Can someone help me I want to extract html data from http://www.quranexplorer.com/Hadith/English/Index.html. I have found a service that does exactly that http://diffbot.com/dev/docs/ they support data extraction via a simple api, the problem it that I have a large number of url that needs that needs to be processed.
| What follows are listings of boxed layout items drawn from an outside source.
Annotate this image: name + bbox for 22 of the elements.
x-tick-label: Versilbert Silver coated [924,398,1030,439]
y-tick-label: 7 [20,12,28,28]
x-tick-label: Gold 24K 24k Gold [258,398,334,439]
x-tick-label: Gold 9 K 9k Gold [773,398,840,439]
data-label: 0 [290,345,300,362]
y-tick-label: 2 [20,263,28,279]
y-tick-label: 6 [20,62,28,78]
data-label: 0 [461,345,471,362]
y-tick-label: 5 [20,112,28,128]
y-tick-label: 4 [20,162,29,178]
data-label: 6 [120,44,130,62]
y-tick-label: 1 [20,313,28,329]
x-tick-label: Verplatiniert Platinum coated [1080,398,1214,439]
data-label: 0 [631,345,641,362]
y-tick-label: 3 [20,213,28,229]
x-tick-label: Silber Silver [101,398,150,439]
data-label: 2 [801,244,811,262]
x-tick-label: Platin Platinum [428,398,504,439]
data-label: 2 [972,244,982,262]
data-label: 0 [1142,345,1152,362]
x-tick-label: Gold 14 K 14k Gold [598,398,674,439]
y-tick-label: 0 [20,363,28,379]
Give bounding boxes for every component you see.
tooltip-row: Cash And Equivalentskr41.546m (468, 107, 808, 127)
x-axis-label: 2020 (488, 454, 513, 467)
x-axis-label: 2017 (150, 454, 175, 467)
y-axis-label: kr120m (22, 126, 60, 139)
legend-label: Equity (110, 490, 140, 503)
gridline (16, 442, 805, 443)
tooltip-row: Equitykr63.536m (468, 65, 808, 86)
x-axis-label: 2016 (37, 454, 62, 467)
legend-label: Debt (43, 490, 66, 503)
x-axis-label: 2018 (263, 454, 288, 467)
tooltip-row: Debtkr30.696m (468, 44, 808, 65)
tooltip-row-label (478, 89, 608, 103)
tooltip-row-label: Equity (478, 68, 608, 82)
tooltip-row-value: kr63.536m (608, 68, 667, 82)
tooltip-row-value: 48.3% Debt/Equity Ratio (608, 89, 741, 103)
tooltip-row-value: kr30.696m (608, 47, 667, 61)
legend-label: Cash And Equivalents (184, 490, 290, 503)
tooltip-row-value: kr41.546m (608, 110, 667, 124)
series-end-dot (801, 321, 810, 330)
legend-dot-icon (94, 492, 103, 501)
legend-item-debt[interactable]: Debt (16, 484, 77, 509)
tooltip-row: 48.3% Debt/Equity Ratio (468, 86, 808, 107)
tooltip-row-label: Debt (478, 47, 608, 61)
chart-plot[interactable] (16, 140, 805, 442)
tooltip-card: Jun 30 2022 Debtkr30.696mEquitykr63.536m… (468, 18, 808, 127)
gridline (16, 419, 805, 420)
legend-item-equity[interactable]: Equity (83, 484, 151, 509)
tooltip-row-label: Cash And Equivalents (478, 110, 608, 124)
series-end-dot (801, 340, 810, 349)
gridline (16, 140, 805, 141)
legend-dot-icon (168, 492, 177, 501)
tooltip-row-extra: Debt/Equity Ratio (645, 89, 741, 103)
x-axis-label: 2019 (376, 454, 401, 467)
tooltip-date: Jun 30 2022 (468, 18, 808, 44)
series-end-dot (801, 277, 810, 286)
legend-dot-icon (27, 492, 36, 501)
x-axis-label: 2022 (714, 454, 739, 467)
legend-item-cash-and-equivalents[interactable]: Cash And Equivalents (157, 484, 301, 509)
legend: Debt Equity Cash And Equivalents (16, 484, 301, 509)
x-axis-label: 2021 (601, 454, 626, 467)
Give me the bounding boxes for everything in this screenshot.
The link below http://test.deen-ul-islam.org/html/h.js
I need to create a script that that follows the url then using the api generate the json format of the html data (the apis from the site allows batch requests check website docs)
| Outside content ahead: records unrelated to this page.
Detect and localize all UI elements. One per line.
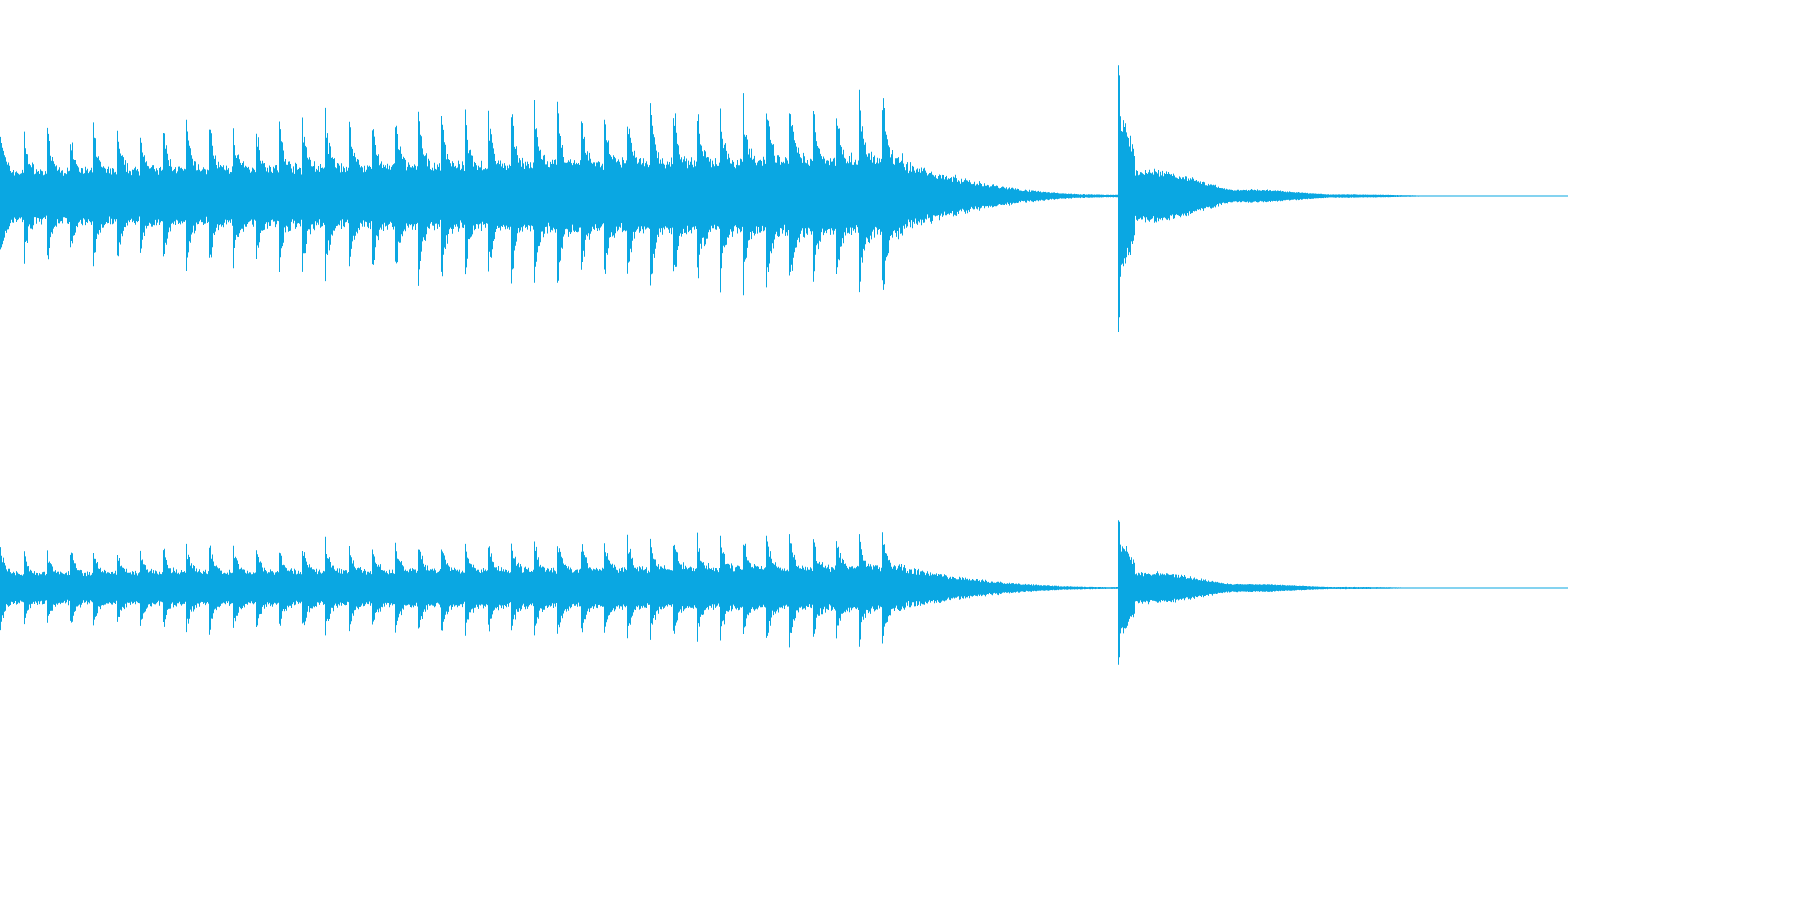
waveform-channel-bottom[interactable] [0,520,1568,665]
waveform-trace [0,65,1568,332]
waveform-view[interactable] [0,0,1568,784]
waveform-channel-top[interactable] [0,65,1568,332]
waveform-trace [0,520,1568,665]
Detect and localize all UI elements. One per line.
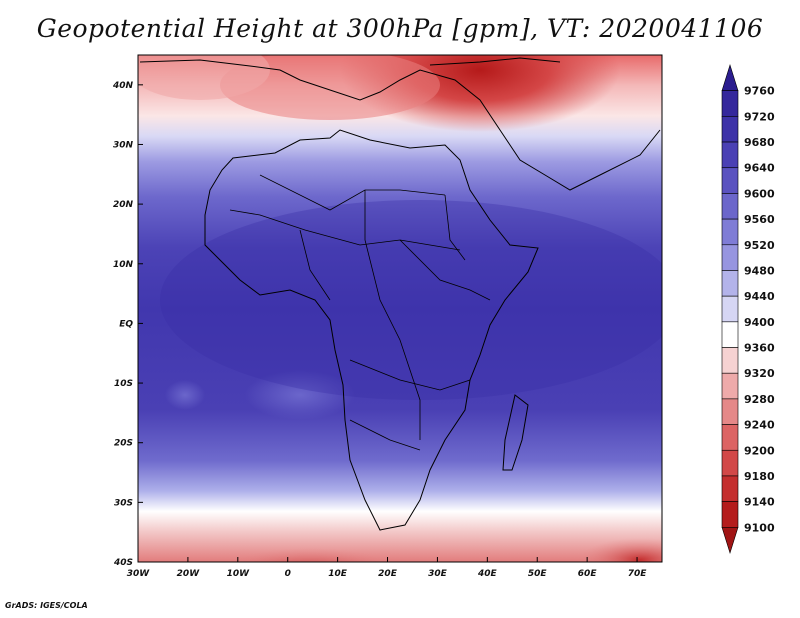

Please note diffbot only allows 10000 free request per month so I need a way to save the progress and be able to pick up where I left off.
Here is an example I created using php.
$token = "dfoidjhku";// example token
$url = "http://www.quranexplorer.com/Hadith/English/Hadith/bukhari/001.001.006.html";
$geturl="http://www.diffbot.com/api/article?tags=1&token=".$token."&url=".$url;
$json = file_get_contents($geturl);
$data = json_decode($json, TRUE);
echo $article_title=$data['title'];
echo $article_author=$data['author'];
echo $article_date=$data['date'];
echo nl2br($article_text=$data['text']);
$article_tags=$data['tags'];
foreach($article_tags as $result) {
echo $result, '<br>';
}
I don't mind if the tool is in javascript or php I just need a way to get the html data in json format.